What is a Balloon payment?

5 Replies

I'm new to RE investing and have found an interest in Performing and non-performing notes and am currently trying to absorb as much as possible on the subject. I have been reading a lot of forum posts and listened to a few podcasts on Note investing and am getting a better grasp on how it works but i keep coming across the term "balloon Payment". Can anyone explain what that is / how it works / and why it's beneficial. 

The help on this blog is wonderful and i recommend podcast #28 to anyone trying to learn about investing in Notes!

@Zachary S.

A balloon payment is an oversized payment which is generally posited at the end of the loan term.  It's used frequently in commercial and sometimes on owner finance loans to force a payoff and/or refinance.  For example, the lender may define the loan term as 10 years but setup payments on a 30 year amortization.  In this example, regular payments are based on the 30 year amortization but the final payment is the total unpaid balance at that point. 

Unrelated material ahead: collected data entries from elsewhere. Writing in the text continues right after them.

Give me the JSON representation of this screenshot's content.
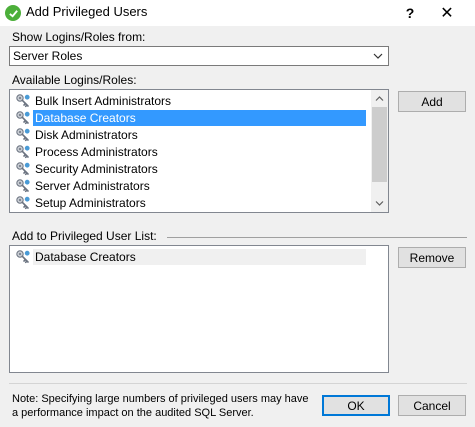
{
  "window": {
    "title": "Add Privileged Users",
    "help_label": "?",
    "close_label": "✕"
  },
  "show_from": {
    "label": "Show Logins/Roles from:",
    "selected": "Server Roles"
  },
  "available": {
    "label": "Available Logins/Roles:",
    "items": [
      "Bulk Insert Administrators",
      "Database Creators",
      "Disk Administrators",
      "Process Administrators",
      "Security Administrators",
      "Server Administrators",
      "Setup Administrators"
    ],
    "selected_index": 1,
    "add_label": "Add"
  },
  "privileged": {
    "label": "Add to Privileged User List:",
    "items": [
      "Database Creators"
    ],
    "remove_label": "Remove"
  },
  "footer": {
    "note": "Note: Specifying large numbers of privileged users may have a performance impact on the audited SQL Server.",
    "ok_label": "OK",
    "cancel_label": "Cancel"
  },
  "colors": {
    "selection": "#3399ff",
    "app_icon": "#4caf3a"
  }
}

Originally posted by @Zachary S. :

I'm new to RE investing and have found an interest in Performing and non-performing notes and am currently trying to absorb as much as possible on the subject. I have been reading a lot of forum posts and listened to a few podcasts on Note investing and am getting a better grasp on how it works but i keep coming across the term "balloon Payment". Can anyone explain what that is / how it works / and why it's beneficial. 

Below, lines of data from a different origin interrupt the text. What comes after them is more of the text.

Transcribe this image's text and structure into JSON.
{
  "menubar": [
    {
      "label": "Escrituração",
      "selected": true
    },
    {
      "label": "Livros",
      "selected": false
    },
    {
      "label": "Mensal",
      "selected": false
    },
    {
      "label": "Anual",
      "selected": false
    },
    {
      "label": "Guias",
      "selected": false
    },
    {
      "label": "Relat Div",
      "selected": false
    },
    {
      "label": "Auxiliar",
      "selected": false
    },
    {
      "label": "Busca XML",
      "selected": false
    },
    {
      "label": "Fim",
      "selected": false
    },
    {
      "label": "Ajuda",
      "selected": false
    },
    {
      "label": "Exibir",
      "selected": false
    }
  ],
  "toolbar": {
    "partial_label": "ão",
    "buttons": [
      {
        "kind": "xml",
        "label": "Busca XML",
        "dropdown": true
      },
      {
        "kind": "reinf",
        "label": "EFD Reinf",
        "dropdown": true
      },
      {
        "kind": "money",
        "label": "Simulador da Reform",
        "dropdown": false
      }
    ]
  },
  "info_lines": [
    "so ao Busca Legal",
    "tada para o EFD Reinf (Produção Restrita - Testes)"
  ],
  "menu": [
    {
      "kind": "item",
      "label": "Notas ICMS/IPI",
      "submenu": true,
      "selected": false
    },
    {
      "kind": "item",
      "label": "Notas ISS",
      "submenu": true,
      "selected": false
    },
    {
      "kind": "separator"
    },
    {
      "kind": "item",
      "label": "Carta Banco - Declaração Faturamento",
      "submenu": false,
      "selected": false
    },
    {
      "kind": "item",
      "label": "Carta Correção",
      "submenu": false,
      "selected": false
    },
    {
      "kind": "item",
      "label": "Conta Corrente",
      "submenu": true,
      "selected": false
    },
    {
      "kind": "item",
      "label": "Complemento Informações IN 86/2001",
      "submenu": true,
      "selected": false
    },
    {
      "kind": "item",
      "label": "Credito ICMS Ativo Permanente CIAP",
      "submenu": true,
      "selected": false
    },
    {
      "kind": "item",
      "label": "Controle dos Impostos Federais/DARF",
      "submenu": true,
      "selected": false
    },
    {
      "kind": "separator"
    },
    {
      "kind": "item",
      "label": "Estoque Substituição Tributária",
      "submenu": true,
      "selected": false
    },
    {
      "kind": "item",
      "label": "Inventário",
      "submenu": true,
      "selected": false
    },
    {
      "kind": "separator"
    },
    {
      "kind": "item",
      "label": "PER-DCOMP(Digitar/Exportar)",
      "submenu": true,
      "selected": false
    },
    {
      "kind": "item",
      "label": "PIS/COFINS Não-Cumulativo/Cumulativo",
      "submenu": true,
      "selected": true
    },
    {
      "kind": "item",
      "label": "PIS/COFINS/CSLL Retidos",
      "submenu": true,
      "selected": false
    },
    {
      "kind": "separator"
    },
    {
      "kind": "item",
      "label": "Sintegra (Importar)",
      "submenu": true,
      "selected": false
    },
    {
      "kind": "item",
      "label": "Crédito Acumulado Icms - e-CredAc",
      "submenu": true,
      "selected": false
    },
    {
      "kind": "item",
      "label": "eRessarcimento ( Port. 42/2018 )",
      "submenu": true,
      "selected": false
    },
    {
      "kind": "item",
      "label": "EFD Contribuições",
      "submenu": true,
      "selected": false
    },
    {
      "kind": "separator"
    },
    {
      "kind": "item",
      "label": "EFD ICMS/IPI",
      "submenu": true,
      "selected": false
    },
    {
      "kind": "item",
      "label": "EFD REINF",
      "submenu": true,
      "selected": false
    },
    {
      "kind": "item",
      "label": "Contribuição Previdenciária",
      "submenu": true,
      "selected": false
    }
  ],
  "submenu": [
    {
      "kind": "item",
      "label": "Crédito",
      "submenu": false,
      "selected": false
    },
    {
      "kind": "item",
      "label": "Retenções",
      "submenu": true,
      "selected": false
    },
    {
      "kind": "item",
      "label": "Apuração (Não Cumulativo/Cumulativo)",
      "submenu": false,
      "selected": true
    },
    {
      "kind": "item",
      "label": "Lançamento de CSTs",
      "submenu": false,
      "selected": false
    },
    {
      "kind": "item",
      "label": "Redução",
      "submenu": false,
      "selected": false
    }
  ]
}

In most circumstances a balloon payment would be a final payment paying off the note before the monthly payments would pay it off. 

The benefit to you as an investor would be a higher return than a fully amortized note.

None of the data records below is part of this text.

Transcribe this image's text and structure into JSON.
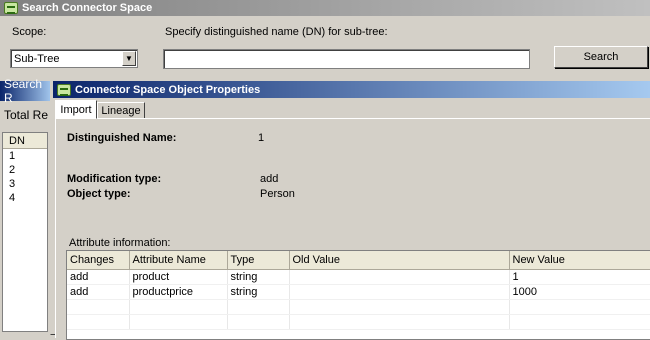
{
  "search_window": {
    "title": "Search Connector Space",
    "scope_label": "Scope:",
    "scope_value": "Sub-Tree",
    "dn_label": "Specify distinguished name (DN) for sub-tree:",
    "dn_value": "",
    "search_button": "Search",
    "results_header": "Search R",
    "total_label": "Total Re",
    "dn_column": "DN",
    "dn_rows": [
      "1",
      "2",
      "3",
      "4"
    ]
  },
  "properties_dialog": {
    "title": "Connector Space Object Properties",
    "tabs": [
      {
        "label": "Import",
        "selected": true
      },
      {
        "label": "Lineage",
        "selected": false
      }
    ],
    "distinguished_name_label": "Distinguished Name:",
    "distinguished_name_value": "1",
    "modification_type_label": "Modification type:",
    "modification_type_value": "add",
    "object_type_label": "Object type:",
    "object_type_value": "Person",
    "attribute_info_label": "Attribute information:",
    "columns": [
      "Changes",
      "Attribute Name",
      "Type",
      "Old Value",
      "New Value"
    ],
    "rows": [
      [
        "add",
        "product",
        "string",
        "",
        "1"
      ],
      [
        "add",
        "productprice",
        "string",
        "",
        "1000"
      ]
    ]
  },
  "colors": {
    "active_title_start": "#0a246a",
    "active_title_end": "#a6caf0",
    "inactive_title_start": "#808080",
    "window_face": "#d4d0c8"
  },
  "icons": {
    "app_icon": "connector-icon",
    "dropdown_arrow": "chevron-down-icon"
  }
}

Example if you were to purchase a note I created on selling a house.  You would most likely purchase it at a discount (Less than the outstanding balance) So you are earning the interest rate of the note plus earning the discount also as the borrower pays back the face value of the note plus interest.

For example:

Loan amount $186,000

payments $2,100/month on a 10 year Amortization.

Balloon payment due in 36 months.

That means that in 36 months you have to redo the loan(continue at same payment rate with a possible interest rate adjustment) for the remaining principal or pay it off(the remaining principal)

This gives the bank an out at scheduled intervals. Plus it gives you time to make payments and then either sell the property or extend the loan.

Yuck to all of that.

A Balloon payment is any payment due at maturity which is over the amount of the periodic scheduled payment.  Any balloon payment which is double the periodic scheduled payment requires disclosure.

If investing in loans, balloons are not always a benefit.